Beyond VS Code, Socket researchers also identified malicious packages in Go, npm, and Rust ecosystems — all designed to steal credentials or act as loaders for further payloads.
Impact Analysis
Developer environments are high-value targets. Malware executed in a development context can:
Compromise source code repositories
Steal API keys, SSH keys, or CI/CD tokens
Hijack software supply chains
Exfiltrate sensitive corporate data
Facilitate persistent access into enterprise systems
Even extensions with few installations can have outsized impact if they target developers within organizations or open-source maintainers.
Why It Matters
This incident underscores a growing threat trend: malicious developer tooling. Attackers are shifting from phishing to supply-chain infiltration by compromising the tools developers use daily. With AI agents and automated workflows integrated into IDEs, malicious extensions can quietly operate without user suspicion.
Expert Commentary
“Your code. Your emails.

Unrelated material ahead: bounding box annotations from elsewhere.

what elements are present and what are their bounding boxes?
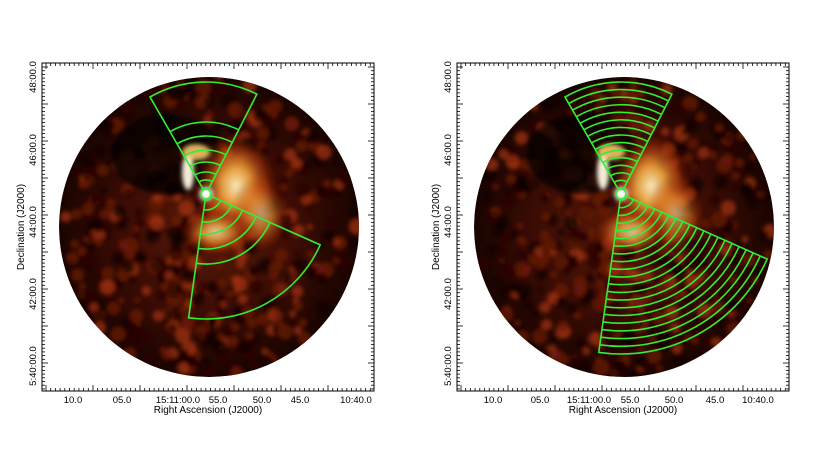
x-tick-label: 05.0 [113, 395, 132, 406]
annulus-arc [599, 255, 761, 348]
annulus-arc [607, 233, 712, 294]
x-tick-label: 10.0 [484, 395, 503, 406]
x-tick-label: 05.0 [531, 395, 550, 406]
y-tick-label: 46:00.0 [443, 134, 454, 166]
axis-ticks [457, 63, 789, 391]
south-east-sector [187, 195, 322, 320]
annulus-arc [579, 111, 659, 124]
y-tick-label: 48:00.0 [28, 61, 39, 93]
annulus-arc [196, 222, 271, 265]
annulus-arc [587, 126, 652, 138]
y-tick-label: 44:00.0 [443, 206, 454, 238]
annulus-arc [615, 208, 656, 232]
annulus-arc [594, 141, 645, 151]
left-sky-map: 10.0 05.0 15:11:00.0 55.0 50.0 45.0 10:40.0 48:… [16, 61, 375, 416]
annulus-arc [610, 224, 691, 271]
y-tick-label: 46:00.0 [28, 134, 39, 166]
annulus-arc [200, 209, 244, 235]
annulus-arc [606, 164, 635, 170]
x-tick-label: 15:11:00.0 [156, 395, 200, 406]
annulus-arc [610, 172, 631, 177]
annulus-arc [608, 230, 705, 286]
annulus-arc [601, 249, 747, 332]
sector-overlay [148, 81, 322, 320]
annulus-arc [602, 246, 740, 324]
x-axis-label: Right Ascension (J2000) [569, 405, 677, 416]
annulus-arc [568, 88, 669, 105]
annulus-arc [194, 171, 217, 176]
annulus-arc [613, 214, 670, 247]
left-panel: 10.0 05.0 15:11:00.0 55.0 50.0 45.0 10:40.0 48:… [16, 61, 375, 416]
annulus-arc [198, 179, 213, 183]
south-east-sector [597, 195, 769, 355]
annulus-arc [176, 135, 233, 145]
x-tick-label: 10:40.0 [340, 395, 372, 406]
y-tick-label: 42:00.0 [443, 278, 454, 310]
annulus-arc [616, 205, 649, 224]
north-sector [563, 81, 673, 190]
annulus-arc [617, 202, 642, 217]
x-tick-label: 45.0 [706, 395, 725, 406]
x-tick-label: 10:40.0 [742, 395, 774, 406]
x-tick-label: 50.0 [665, 395, 684, 406]
annulus-arc [600, 252, 754, 340]
annulus-arc [611, 221, 684, 263]
y-axis-label: Declination (J2000) [431, 184, 442, 270]
right-sky-map: 10.0 05.0 15:11:00.0 55.0 50.0 45.0 10:40.0 48:… [431, 61, 790, 416]
y-axis-label: Declination (J2000) [16, 184, 27, 270]
annulus-arc [201, 205, 233, 223]
annulus-arc [605, 239, 726, 309]
annulus-arc [609, 227, 698, 278]
annulus-arc [591, 134, 649, 144]
y-tick-label: 42:00.0 [28, 278, 39, 310]
annulus-arc [203, 200, 222, 211]
annulus-arc [583, 119, 656, 131]
x-axis-label: Right Ascension (J2000) [154, 405, 262, 416]
annulus-arc [189, 161, 221, 167]
annulus-arc [602, 156, 638, 164]
y-tick-label: 48:00.0 [443, 61, 454, 93]
annulus-arc [183, 149, 227, 157]
annulus-arc [598, 149, 642, 157]
right-panel: 10.0 05.0 15:11:00.0 55.0 50.0 45.0 10:40.0 48:… [415, 0, 830, 458]
annulus-arc [572, 96, 666, 111]
annulus-arc [614, 211, 663, 240]
y-tick-label: 5:40:00.0 [443, 346, 454, 386]
annulus-arc [618, 199, 635, 209]
x-tick-label: 50.0 [253, 395, 272, 406]
x-tick-label: 15:11:00.0 [567, 395, 611, 406]
annulus-arc [612, 218, 677, 255]
annulus-arc [606, 236, 719, 301]
annulus-arc [575, 103, 662, 118]
y-tick-label: 44:00.0 [28, 206, 39, 238]
x-tick-label: 55.0 [621, 395, 640, 406]
y-tick-label: 5:40:00.0 [28, 346, 39, 386]
sector-overlay [563, 81, 769, 355]
annulus-arc [198, 216, 257, 250]
x-tick-label: 55.0 [209, 395, 228, 406]
x-tick-label: 10.0 [64, 395, 83, 406]
x-tick-label: 45.0 [291, 395, 310, 406]
annulus-arc [169, 121, 240, 133]
axis-ticks [42, 63, 374, 391]
annulus-arc [603, 243, 733, 317]
annulus-arc [613, 179, 628, 183]
north-sector [148, 81, 258, 190]
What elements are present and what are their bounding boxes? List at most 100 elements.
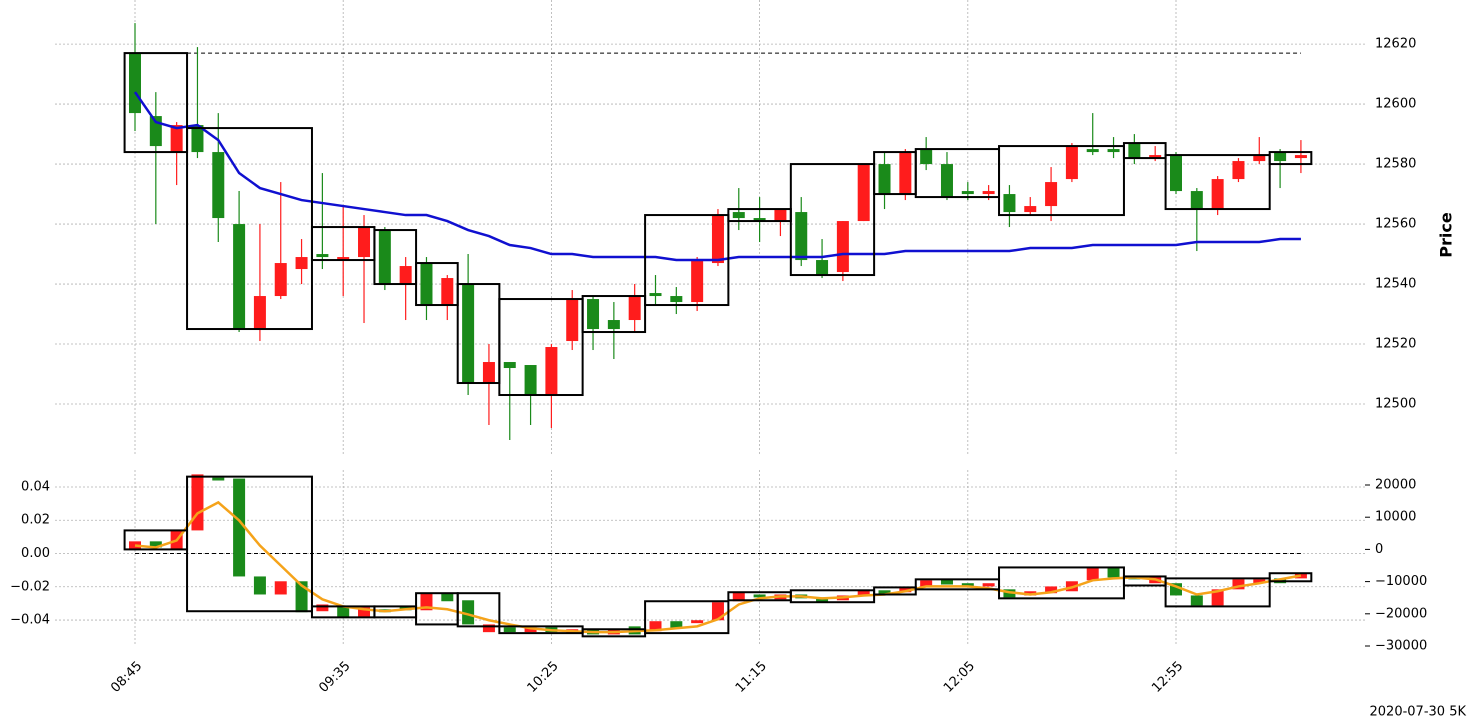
range-box xyxy=(1268,572,1313,583)
candle-body xyxy=(358,607,371,618)
y-tick-label: 0.04 xyxy=(21,479,50,494)
candle-body xyxy=(441,593,454,602)
range-box xyxy=(873,586,917,596)
candle-body xyxy=(836,221,849,273)
candle-body xyxy=(649,621,662,632)
candle-body xyxy=(191,474,204,531)
candle-body xyxy=(753,218,766,222)
candle-body xyxy=(774,209,787,222)
moving-average xyxy=(133,91,1301,262)
candle-body xyxy=(670,296,683,303)
candle-body xyxy=(212,477,225,481)
candle-body xyxy=(1190,191,1203,210)
x-tick-label: 12:05 xyxy=(941,659,978,696)
candle-body xyxy=(649,293,662,297)
range-box xyxy=(581,295,647,334)
candle-body xyxy=(899,152,912,195)
candle-body xyxy=(1045,586,1058,594)
candle-body xyxy=(961,191,974,195)
candle-body xyxy=(170,125,183,153)
candle-body xyxy=(1211,589,1224,606)
x-tick-label: 08:45 xyxy=(108,659,145,696)
candle-body xyxy=(1253,579,1266,584)
y-tick-label: 12500 xyxy=(1375,397,1416,412)
candle-body xyxy=(1128,143,1141,159)
candle-body xyxy=(1232,161,1245,180)
range-box xyxy=(186,475,313,613)
y-tick-label: 0.02 xyxy=(21,513,50,528)
y-tick-label: 0.00 xyxy=(21,546,50,561)
candle-body xyxy=(524,627,537,633)
candle-body xyxy=(482,362,495,384)
candle-body xyxy=(1003,194,1016,213)
candle-body xyxy=(920,580,933,587)
candle-body xyxy=(857,590,870,596)
range-box xyxy=(186,127,313,331)
range-box xyxy=(789,589,876,604)
range-box xyxy=(644,600,730,635)
candle-body xyxy=(1065,146,1078,180)
candle-body xyxy=(462,600,475,625)
y-tick-label: 12520 xyxy=(1375,337,1416,352)
candle-body xyxy=(274,581,287,595)
candle-body xyxy=(482,624,495,633)
candle-body xyxy=(1170,155,1182,192)
candle-body xyxy=(878,164,891,195)
candle-body xyxy=(212,152,225,219)
candle-body xyxy=(233,478,246,577)
candle-body xyxy=(129,53,141,114)
candle-body xyxy=(878,590,891,595)
candle-body xyxy=(149,541,162,548)
candle-body xyxy=(295,257,308,270)
y2-tick-label: 20000 xyxy=(1375,478,1416,493)
y-tick-label: 12580 xyxy=(1375,157,1416,172)
range-box xyxy=(1164,154,1271,211)
candle-body xyxy=(670,621,683,629)
candle-body xyxy=(940,164,953,198)
candle-body xyxy=(337,606,350,618)
candle-body xyxy=(1253,155,1266,162)
candle-body xyxy=(795,212,808,261)
candle-body xyxy=(503,627,516,633)
candle-body xyxy=(566,299,579,342)
y-tick-label: 12600 xyxy=(1375,97,1416,112)
candle-body xyxy=(295,581,308,613)
candle-body xyxy=(691,620,704,624)
candle-body xyxy=(1232,579,1245,590)
y2-tick-label: 0 xyxy=(1375,542,1383,557)
y2-tick-label: −10000 xyxy=(1375,574,1427,589)
candle-body xyxy=(1086,149,1099,153)
candle-body xyxy=(358,227,371,258)
x-tick-label: 09:35 xyxy=(316,659,353,696)
candle-body xyxy=(524,365,537,396)
range-box xyxy=(456,592,501,628)
candle-body xyxy=(732,592,745,602)
candle-body xyxy=(1211,179,1224,210)
candle-body xyxy=(1149,155,1162,159)
range-box xyxy=(1164,577,1271,608)
candle-body xyxy=(691,260,704,303)
candle-body xyxy=(420,593,433,611)
candle-body xyxy=(587,299,600,330)
y-axis-label: Price xyxy=(1437,212,1456,258)
moving-average xyxy=(134,500,1302,634)
y2-tick-label: −20000 xyxy=(1375,606,1427,621)
candle-body xyxy=(462,284,475,384)
candle-body xyxy=(732,212,745,219)
candle-body xyxy=(940,579,953,585)
y-tick-label: 12540 xyxy=(1375,277,1416,292)
candle-body xyxy=(628,296,641,321)
range-box xyxy=(644,214,730,307)
candle-body xyxy=(378,230,391,285)
candle-body xyxy=(1107,149,1120,153)
range-box xyxy=(998,145,1125,217)
range-box xyxy=(1268,151,1313,166)
y2-tick-label: 10000 xyxy=(1375,510,1416,525)
candle-body xyxy=(982,583,995,587)
x-tick-label: 12:55 xyxy=(1149,659,1186,696)
candle-body xyxy=(982,191,995,195)
y-tick-label: −0.02 xyxy=(10,579,50,594)
candle-body xyxy=(816,260,829,276)
candle-body xyxy=(129,541,141,550)
candle-body xyxy=(753,594,766,598)
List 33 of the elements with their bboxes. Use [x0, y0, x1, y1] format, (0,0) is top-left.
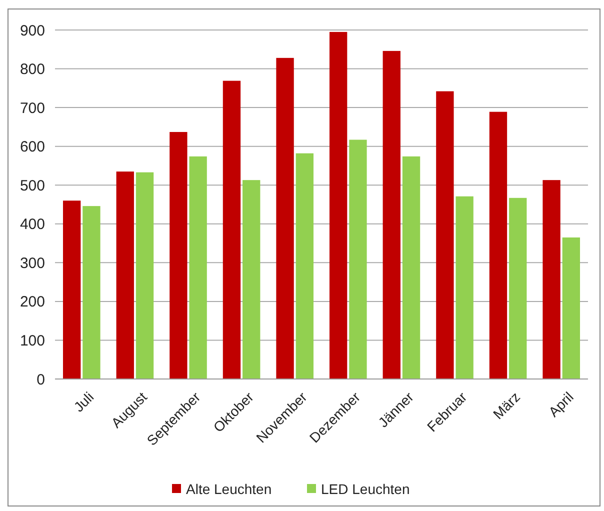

Your Slack DMs… Whatever’s on your screen, they’re seeing it too,” said Idan Dardikman of Koi Security.
Socket researcher Kush Pandya warned that attackers increasingly hide malicious behavior inside legitimate-looking open-source components, making detection significantly harder.
Key Takeaways
Malicious VS Code extensions deployed stealer malware to developer machines.
Attackers used DLL hijacking, headless browsers, and automated data exfiltration.
Similar malicious packages were found across Go, npm, and Rust ecosystems.
Developer environments remain a prime target for supply-chain compromise.
Organizations must treat IDE extensions as critical components requiring vetting and monitoring.